The 32-page guide aims to ensure promotions are “fair, clear and not misleading” while acknowledging the evolving nature of the crypto market. It also indicates potential future modifications to the rules, reflecting the dynamic nature of the sector.
The FCA’s tough stance comes despite pressure for leniency from a minister, as reported by the Financial Times. The regulator estimates that nearly 5 million British adults owned crypto assets as of August 2022. The introduction of the new rules aims to protect these investors, who may regret making hasty decisions to invest in crypto.
James Daley, managing director of Fairer Finance, hailed the FCA’s move as a “good moment” to instate “proper regulation.” He stated,
“At least now the marketing of it is regulated and that means that the FCA has been issuing warnings and ensuring that misinformation is stopped.”
Laith Khalaf, head of investment analysis at AJ Bell, echoed Daley’s sentiments. Khalaf stated the FCA was definitely “making progress” on regulating cryptocurrency. He warned that a significant minority of investors had put “too much money” into these currencies based on “very unrealistic expectations.” He added that he hoped better regulation would benefit these individuals.

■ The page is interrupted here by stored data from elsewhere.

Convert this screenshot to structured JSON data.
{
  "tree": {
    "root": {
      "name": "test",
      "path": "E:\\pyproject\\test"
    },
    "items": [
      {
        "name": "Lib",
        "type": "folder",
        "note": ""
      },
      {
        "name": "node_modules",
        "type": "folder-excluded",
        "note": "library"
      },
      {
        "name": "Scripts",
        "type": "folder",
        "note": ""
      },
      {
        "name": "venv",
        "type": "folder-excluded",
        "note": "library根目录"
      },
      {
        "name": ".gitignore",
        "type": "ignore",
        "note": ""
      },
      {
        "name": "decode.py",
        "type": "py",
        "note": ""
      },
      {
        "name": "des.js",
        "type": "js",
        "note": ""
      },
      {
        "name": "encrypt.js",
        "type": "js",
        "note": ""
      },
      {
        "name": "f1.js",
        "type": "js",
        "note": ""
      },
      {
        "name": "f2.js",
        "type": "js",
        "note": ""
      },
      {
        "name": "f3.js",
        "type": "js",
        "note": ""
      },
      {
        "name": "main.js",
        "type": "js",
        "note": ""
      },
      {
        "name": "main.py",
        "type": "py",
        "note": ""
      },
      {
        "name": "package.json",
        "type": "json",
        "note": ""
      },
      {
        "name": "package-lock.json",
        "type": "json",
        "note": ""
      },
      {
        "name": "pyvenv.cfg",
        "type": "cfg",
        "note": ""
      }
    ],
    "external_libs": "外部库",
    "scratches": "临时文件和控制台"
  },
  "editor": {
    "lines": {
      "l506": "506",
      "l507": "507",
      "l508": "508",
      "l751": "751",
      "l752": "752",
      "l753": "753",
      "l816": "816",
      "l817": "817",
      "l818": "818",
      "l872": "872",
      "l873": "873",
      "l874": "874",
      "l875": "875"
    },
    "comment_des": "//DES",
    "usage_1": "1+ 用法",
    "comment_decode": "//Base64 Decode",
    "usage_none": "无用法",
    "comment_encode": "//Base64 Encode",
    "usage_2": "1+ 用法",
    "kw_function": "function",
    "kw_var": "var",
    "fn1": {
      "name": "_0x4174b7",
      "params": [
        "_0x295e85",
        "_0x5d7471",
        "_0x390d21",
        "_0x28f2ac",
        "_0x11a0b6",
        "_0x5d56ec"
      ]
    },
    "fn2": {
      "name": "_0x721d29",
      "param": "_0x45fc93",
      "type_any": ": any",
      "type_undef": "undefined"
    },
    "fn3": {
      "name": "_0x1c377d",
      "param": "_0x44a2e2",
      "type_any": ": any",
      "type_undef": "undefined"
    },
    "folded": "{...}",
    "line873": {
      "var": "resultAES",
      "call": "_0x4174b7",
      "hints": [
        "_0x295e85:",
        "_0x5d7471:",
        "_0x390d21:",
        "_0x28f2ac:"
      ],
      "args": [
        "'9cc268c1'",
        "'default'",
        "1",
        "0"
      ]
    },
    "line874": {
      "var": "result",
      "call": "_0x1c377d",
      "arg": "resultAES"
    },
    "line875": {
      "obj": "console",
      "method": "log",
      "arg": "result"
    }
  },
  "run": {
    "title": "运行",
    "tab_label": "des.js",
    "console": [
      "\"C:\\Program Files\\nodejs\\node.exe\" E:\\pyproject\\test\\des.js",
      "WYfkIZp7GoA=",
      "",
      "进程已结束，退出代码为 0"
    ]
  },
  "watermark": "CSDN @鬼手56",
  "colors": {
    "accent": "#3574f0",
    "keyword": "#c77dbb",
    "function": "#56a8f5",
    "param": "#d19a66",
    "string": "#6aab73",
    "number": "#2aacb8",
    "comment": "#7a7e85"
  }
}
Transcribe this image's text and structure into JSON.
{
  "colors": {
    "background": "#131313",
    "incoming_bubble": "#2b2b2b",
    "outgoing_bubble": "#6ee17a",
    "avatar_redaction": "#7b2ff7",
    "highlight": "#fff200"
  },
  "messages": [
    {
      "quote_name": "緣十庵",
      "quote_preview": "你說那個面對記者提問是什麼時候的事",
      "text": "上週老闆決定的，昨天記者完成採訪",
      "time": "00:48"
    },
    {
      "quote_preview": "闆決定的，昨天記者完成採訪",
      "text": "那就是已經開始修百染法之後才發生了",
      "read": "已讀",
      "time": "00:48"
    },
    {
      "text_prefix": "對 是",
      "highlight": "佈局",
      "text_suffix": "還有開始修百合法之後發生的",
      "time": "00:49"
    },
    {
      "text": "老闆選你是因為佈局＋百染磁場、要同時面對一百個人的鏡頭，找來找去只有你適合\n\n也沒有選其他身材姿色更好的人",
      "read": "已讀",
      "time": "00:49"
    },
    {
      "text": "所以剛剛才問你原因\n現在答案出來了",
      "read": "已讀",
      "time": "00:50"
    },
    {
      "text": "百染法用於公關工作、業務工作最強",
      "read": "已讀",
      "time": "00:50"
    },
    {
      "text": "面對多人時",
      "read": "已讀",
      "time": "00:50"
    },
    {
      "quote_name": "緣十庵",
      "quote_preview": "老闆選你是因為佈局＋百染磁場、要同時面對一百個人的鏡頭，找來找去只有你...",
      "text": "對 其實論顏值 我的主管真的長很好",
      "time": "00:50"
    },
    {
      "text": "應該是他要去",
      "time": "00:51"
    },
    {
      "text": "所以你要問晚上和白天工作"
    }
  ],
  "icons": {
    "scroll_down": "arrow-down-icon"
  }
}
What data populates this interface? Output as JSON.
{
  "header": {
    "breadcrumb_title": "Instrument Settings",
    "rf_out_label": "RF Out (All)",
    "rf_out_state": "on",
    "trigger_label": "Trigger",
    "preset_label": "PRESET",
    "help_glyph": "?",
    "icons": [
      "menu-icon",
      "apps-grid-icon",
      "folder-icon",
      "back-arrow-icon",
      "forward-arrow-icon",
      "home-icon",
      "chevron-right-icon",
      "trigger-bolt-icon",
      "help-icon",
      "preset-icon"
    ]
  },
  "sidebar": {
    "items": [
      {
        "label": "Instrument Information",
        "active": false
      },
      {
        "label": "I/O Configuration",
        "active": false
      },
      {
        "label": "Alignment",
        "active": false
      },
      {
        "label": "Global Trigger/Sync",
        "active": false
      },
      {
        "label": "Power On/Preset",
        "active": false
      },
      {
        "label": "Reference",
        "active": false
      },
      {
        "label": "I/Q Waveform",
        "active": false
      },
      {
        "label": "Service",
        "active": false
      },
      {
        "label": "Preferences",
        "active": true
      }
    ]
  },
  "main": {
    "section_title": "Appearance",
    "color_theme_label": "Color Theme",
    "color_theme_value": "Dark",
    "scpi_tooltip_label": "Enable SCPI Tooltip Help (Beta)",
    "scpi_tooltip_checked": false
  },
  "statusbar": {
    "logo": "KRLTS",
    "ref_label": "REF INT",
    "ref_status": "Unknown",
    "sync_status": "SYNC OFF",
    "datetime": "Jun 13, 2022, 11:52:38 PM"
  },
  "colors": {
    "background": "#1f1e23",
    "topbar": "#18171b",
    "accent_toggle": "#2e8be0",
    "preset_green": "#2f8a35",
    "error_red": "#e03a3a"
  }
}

However, the FCA’s decision to regulate the marketing of cryptocurrency investments has sparked controversy.
Critics argue that treating cryptocurrencies as regulated investments could create a “halo effect.” This means that investors may take them more seriously due to the regulator’s apparent approval.
Despite these concerns, some cryptocurrency investment platforms have welcomed the tighter rules. Luno, for instance, paused the sign-up of new UK customers and introduced a test for existing customers to ensure they understood the risks of their investment. The company hailed the new rules as an,
“Important step for the crypto industry.”